Compared with Battle Royale - because everyone is comparing the two even though they are very different
- Premise is the same, same type of characters involved (Effie/BR act announcer, the Gamekeeper/Sakamochi, Peeta/Noriko, Cato/Kiriyama, Katniss/Nanahara, Glimmer/Mitsuko, )
- BR is about social portrayal, it thoroughly goes and explains the backgrounds and personalities of most characters, the story is about a class and the survivors whereas HG is about personal portrayal of Katniss’ story.
- BR is about the characters emotional struggle linking that with their history, actions and how the nature of the game brought about the darkness/insanity within them, HG is about survival of a huntress
- BR is more graphically violent, as if the author didn’t censor anything that could’ve happened, and even perhaps exaggerated the gore whereas HG was definitely written with a target audience in mind, rather timid violence throughout majority of the novel and only violent in idea (when Cato was attacked by the mutts)

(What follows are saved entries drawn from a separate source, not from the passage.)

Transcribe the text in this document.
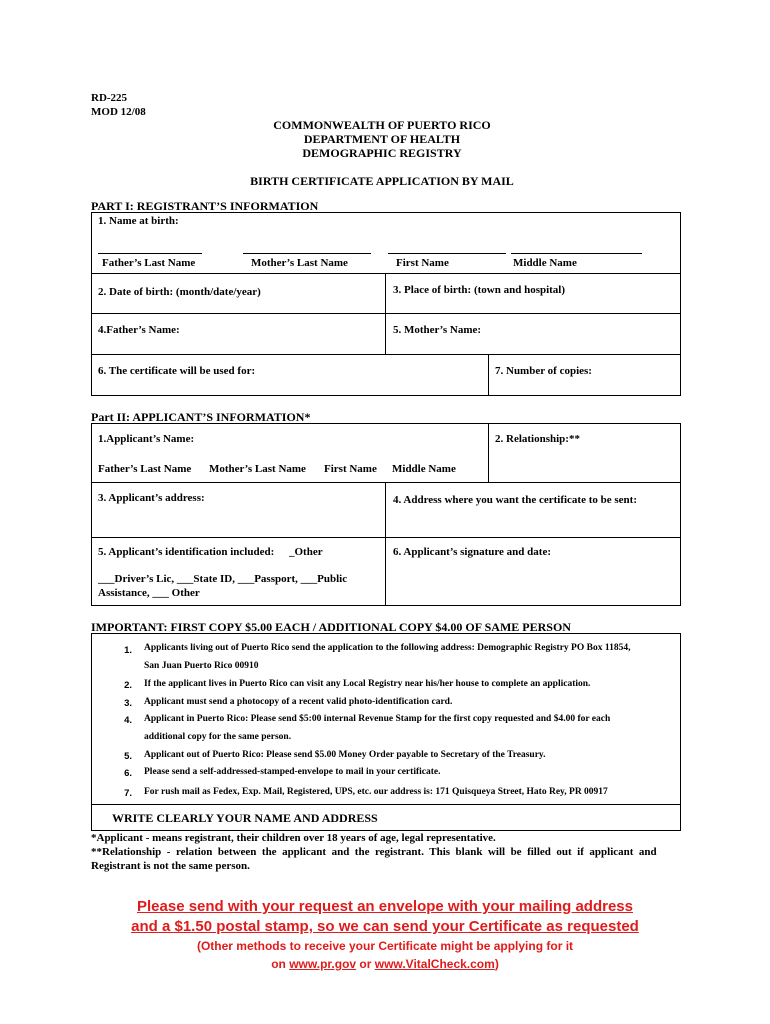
RD-225
MOD 12/08
COMMONWEALTH OF PUERTO RICO
DEPARTMENT OF HEALTH
DEMOGRAPHIC REGISTRY
BIRTH CERTIFICATE APPLICATION BY MAIL
PART I: REGISTRANT’S INFORMATION
1. Name at birth:
Father’s Last Name	Mother’s Last Name	First Name	Middle Name
2. Date of birth: (month/date/year)	3. Place of birth: (town and hospital)
4.Father’s Name:	5. Mother’s Name:
6. The certificate will be used for:	7. Number of copies:
Part II: APPLICANT’S INFORMATION*
1.Applicant’s Name:	2. Relationship:**
Father’s Last Name Mother’s Last Name First Name Middle Name
3. Applicant’s address:	4. Address where you want the certificate to be sent:
5. Applicant’s identification included: _Other
___Driver’s Lic, ___State ID, ___Passport, ___Public
Assistance, ___ Other
6. Applicant’s signature and date:
IMPORTANT: FIRST COPY $5.00 EACH / ADDITIONAL COPY $4.00 OF SAME PERSON
1. Applicants living out of Puerto Rico send the application to the following address: Demographic Registry PO Box 11854,
San Juan Puerto Rico 00910
2. If the applicant lives in Puerto Rico can visit any Local Registry near his/her house to complete an application.
3. Applicant must send a photocopy of a recent valid photo-identification card.
4. Applicant in Puerto Rico: Please send $5:00 internal Revenue Stamp for the first copy requested and $4.00 for each
additional copy for the same person.
5. Applicant out of Puerto Rico: Please send $5.00 Money Order payable to Secretary of the Treasury.
6. Please send a self-addressed-stamped-envelope to mail in your certificate.
7. For rush mail as Fedex, Exp. Mail, Registered, UPS, etc. our address is: 171 Quisqueya Street, Hato Rey, PR 00917
WRITE CLEARLY YOUR NAME AND ADDRESS
*Applicant - means registrant, their children over 18 years of age, legal representative.
**Relationship  -  relation  between  the  applicant  and  the  registrant.  This  blank  will  be  filled  out  if  applicant  and
Registrant is not the same person.
Please send with your request an envelope with your mailing address
and a $1.50 postal stamp, so we can send your Certificate as requested
(Other methods to receive your Certificate might be applying for it
on www.pr.gov or www.VitalCheck.com)
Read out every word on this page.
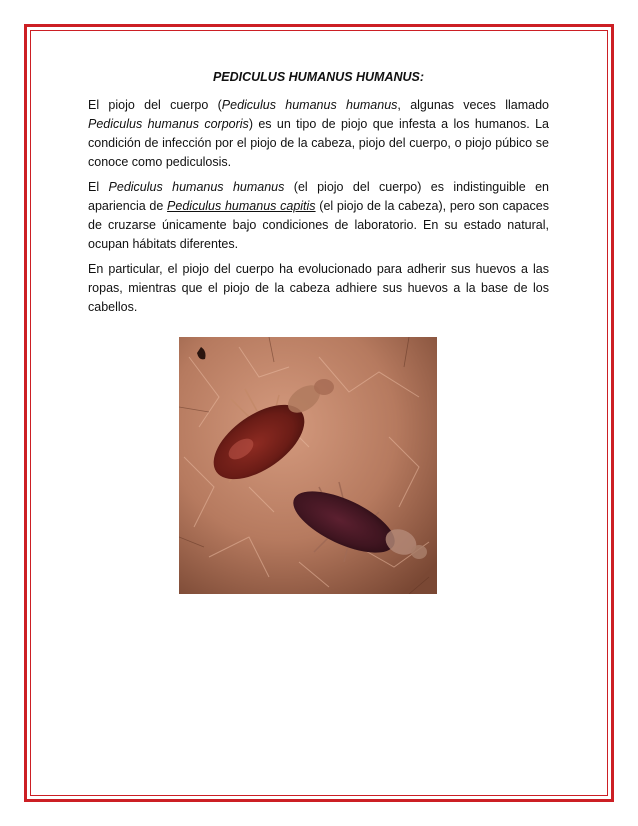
PEDICULUS HUMANUS HUMANUS:

El piojo del cuerpo (Pediculus humanus humanus, algunas veces llamado Pediculus humanus corporis) es un tipo de piojo que infesta a los humanos. La condición de infección por el piojo de la cabeza, piojo del cuerpo, o piojo púbico se conoce como pediculosis.

El Pediculus humanus humanus (el piojo del cuerpo) es indistinguible en apariencia de Pediculus humanus capitis (el piojo de la cabeza), pero son capaces de cruzarse únicamente bajo condiciones de laboratorio. En su estado natural, ocupan hábitats diferentes.

En particular, el piojo del cuerpo ha evolucionado para adherir sus huevos a las ropas, mientras que el piojo de la cabeza adhiere sus huevos a la base de los cabellos.
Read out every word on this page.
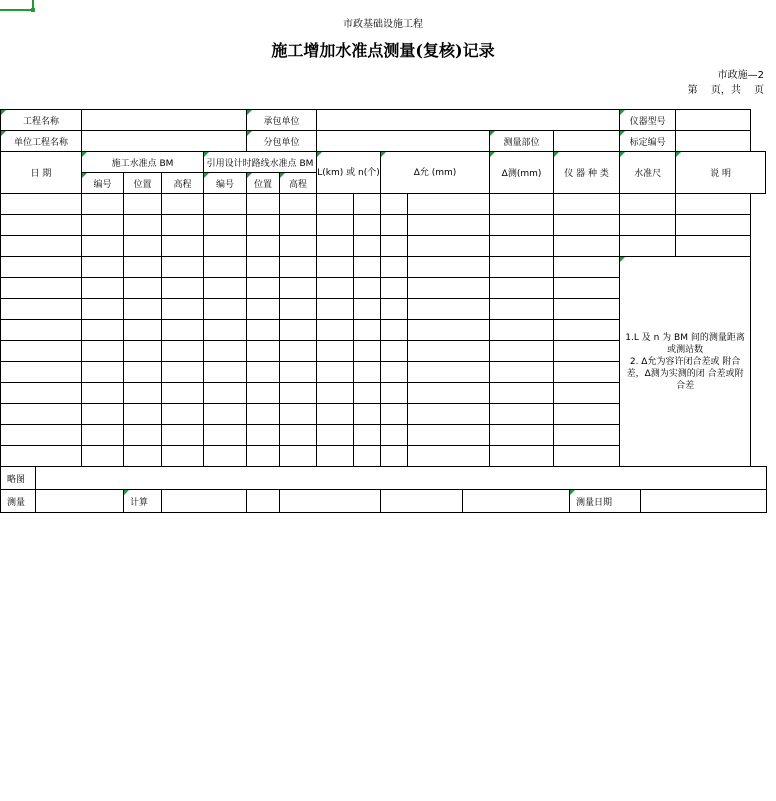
市政基础设施工程
施工增加水准点测量(复核)记录
市政施—2
第 页，共 页
工程名称					承包单位								仪器型号	
单位工程名称					分包单位						测量部位		标定编号	
日 期	施工水准点 BM			引用设计时路线水准点 BM			L(km) 或 n(个)		Δ允 (mm)		Δ测(mm)	仪 器 种 类	水准尺	说 明
	编号	位置	高程	编号	位置	高程								

													1.L 及 n 为 BM 间的测量距离或测站数
2. Δ允为容许闭合差或 附合差，Δ测为实测的闭 合差或附合差	

略图									
测量		计算						测量日期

- BR emphasizes on the horror of the “game” (the terror it brings the students, the epiphany of what the society really is in the eyes of the students, the perversion of adults who prey on the weak, the power of government), HG emphasizes about Katniss’ general survival story
Conclusion: I like BR more because of the intensity and realistic (though slightly gory) portrayal of the premise. Though I think the violence may be just an exaggeration to emphasize human nature when pressured into a survival-of-the-fittest situation. I think Hunger Games just kept falling short in each department (plot development, character development, stylistic prose, moral message/depth of story) whereas BR does accomplish in most departments. I think the main thing that really got me (for BR) is that overall, it was more emotionally charged, more character portrayals, stylistically written and in-depth in terms of explorations of themes and the adolescent perspective (curiosity on violence, drugs, music, sex and maturation of forming own ideas/opinions about the world, politics etc). Yeah, some people may be put off by the violence and some explicit, graphic endeavours in heavy, disturbing subjects, but I feel like it’s almost a matter of cultural difference and if put aside all expectations for it to be like your generic dystopian YA novel, BR definitely wins the battle.